It’s bad enough that the governor didn’t know what was in the voter suppression bill he said was needed solve problems not addressed in existing law.  He didn’t even know what was in the existing law.

As Chris Fitzsimon of NC Policy Watch noted, when McCrory attempted to justify his state’s version of blocking the vote, he erroneously claimed that North Carolinians can register to vote on line.

It would be nice if McCrory reviewed the current law while he was at it, since he also said at a news conference that people can register to vote online, which is not true.

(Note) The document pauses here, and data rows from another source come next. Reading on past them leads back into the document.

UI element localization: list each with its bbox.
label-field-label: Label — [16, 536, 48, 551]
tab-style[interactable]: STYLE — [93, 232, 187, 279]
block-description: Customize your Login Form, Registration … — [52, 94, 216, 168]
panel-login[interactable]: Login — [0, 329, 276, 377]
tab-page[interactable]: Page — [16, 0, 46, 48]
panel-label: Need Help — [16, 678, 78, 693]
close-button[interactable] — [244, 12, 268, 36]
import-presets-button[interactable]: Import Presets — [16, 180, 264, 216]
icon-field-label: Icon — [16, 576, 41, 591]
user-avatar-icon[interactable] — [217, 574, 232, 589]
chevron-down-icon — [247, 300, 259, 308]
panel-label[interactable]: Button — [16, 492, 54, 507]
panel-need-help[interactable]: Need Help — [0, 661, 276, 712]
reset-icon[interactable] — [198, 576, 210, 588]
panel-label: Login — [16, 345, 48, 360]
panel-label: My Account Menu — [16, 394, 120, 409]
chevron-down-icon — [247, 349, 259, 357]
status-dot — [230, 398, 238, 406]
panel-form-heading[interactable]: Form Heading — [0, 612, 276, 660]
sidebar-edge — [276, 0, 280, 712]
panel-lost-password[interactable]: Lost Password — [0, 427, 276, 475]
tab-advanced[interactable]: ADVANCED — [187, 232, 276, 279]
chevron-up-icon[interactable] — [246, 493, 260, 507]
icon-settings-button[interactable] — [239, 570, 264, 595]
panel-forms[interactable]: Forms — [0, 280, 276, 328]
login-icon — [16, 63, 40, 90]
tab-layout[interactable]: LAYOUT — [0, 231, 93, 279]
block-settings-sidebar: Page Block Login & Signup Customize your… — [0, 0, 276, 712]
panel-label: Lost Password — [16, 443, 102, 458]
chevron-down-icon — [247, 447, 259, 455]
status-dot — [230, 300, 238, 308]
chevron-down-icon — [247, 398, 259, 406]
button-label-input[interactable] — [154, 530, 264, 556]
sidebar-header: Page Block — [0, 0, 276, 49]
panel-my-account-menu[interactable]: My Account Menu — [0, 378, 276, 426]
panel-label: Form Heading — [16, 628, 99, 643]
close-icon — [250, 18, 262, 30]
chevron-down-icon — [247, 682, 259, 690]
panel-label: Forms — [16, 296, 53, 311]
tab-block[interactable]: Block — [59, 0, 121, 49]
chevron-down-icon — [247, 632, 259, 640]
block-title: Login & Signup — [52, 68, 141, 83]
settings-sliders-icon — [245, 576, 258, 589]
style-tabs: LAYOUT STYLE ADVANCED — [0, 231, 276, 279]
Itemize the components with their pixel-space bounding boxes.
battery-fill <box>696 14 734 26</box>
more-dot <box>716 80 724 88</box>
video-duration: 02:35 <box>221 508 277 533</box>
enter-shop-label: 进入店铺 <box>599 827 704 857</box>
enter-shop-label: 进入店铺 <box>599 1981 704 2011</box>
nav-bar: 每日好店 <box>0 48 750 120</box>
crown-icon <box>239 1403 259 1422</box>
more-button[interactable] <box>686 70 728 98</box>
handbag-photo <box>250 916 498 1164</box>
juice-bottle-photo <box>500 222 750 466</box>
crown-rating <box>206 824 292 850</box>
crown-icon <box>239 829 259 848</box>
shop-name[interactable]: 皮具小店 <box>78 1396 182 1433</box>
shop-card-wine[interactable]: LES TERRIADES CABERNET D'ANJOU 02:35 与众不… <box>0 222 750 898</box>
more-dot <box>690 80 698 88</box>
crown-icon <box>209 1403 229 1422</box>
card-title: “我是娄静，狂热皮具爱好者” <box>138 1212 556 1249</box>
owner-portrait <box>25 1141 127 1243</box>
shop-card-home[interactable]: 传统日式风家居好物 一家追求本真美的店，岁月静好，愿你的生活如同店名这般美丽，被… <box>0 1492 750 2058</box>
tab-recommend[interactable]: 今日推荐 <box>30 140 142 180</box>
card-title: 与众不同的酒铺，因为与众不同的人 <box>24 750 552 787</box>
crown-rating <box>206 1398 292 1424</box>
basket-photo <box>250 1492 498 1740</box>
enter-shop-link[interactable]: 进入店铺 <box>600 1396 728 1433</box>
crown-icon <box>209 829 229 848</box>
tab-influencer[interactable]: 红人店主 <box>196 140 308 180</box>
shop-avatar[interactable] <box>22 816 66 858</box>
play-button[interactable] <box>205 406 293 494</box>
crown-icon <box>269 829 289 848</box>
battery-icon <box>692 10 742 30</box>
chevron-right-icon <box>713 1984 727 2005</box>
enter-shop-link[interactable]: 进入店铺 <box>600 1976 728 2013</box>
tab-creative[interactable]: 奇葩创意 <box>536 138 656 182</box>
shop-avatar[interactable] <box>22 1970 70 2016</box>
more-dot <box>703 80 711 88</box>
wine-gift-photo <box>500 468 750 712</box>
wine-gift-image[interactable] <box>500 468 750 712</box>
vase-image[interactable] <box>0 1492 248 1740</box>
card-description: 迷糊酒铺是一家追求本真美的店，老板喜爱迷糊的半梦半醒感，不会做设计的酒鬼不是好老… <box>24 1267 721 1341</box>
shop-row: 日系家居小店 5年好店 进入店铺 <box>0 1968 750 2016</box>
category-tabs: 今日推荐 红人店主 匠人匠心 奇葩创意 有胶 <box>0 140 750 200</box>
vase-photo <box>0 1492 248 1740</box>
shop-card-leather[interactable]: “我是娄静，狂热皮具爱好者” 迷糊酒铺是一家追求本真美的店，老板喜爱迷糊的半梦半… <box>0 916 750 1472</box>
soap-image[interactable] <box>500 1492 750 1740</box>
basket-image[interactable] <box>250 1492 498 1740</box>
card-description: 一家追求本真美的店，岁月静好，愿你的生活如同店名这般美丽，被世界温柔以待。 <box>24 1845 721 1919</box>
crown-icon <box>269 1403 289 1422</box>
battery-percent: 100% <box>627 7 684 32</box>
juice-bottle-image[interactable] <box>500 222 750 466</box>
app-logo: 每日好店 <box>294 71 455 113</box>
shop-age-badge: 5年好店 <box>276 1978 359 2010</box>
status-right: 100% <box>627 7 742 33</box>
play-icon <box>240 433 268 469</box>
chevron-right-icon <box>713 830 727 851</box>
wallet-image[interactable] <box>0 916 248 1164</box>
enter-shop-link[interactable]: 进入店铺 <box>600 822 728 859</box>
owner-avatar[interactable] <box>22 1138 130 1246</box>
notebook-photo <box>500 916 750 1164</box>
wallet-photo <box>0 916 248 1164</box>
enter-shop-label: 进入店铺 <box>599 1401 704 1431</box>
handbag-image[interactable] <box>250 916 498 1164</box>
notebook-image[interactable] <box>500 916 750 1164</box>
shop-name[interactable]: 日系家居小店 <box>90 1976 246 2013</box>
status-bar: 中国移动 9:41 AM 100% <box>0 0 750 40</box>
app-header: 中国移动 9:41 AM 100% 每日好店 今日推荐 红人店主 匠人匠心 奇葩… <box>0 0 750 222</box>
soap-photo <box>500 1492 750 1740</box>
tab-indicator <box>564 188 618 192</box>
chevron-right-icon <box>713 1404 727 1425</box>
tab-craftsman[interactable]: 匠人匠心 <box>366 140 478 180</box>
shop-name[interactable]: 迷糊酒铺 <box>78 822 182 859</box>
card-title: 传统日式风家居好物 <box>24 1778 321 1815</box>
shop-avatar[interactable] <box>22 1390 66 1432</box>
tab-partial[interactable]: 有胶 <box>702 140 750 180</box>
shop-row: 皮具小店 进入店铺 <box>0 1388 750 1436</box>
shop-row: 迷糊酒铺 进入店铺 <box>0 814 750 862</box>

Maybe expecting a governor to be familiar with existing election laws before he signs another one is too much to ask.

Maybe if Governor McCrory spent more time on reading his state’s laws on voting  instead of spending time making condescending gestures with one hand, while taking people’s civil rights away with the other, he might realize what he is actually supporting.

He might also understand why North Carolinians rejected his cookies and other pathetic attempts to assure people that stripping them of their rights is for their own good.  Underestimating the electorate’s intelligence tends to back-fire.

He wouldn’t even have to read all that boring and complex legal language.   For example, he could have gone to the State Board of Elections website.   It took me less than a couple of minutes to google the site and ascertain than North Carolinians cannot register to vote on line and never could.  That’s far less time then it takes to bake and deliver cookies to protestors who know the difference between civil rights and cookies.

The governor might feel put upon – after all he spent a lot of time delivering cookies and smiling pretty for the camera while making comments that are reminiscent of Sarah Palin.

Meanwhile, Moral Mondays protests are continuing and expanding in scope to Oakland, The Bay Area  to protest  and Chicago  to name a few places where voters also recognize that their rights are worth way more than a plate of cookies.

Republicans should take note from Steny Hoyer: Americans know that cookies are not civil rights.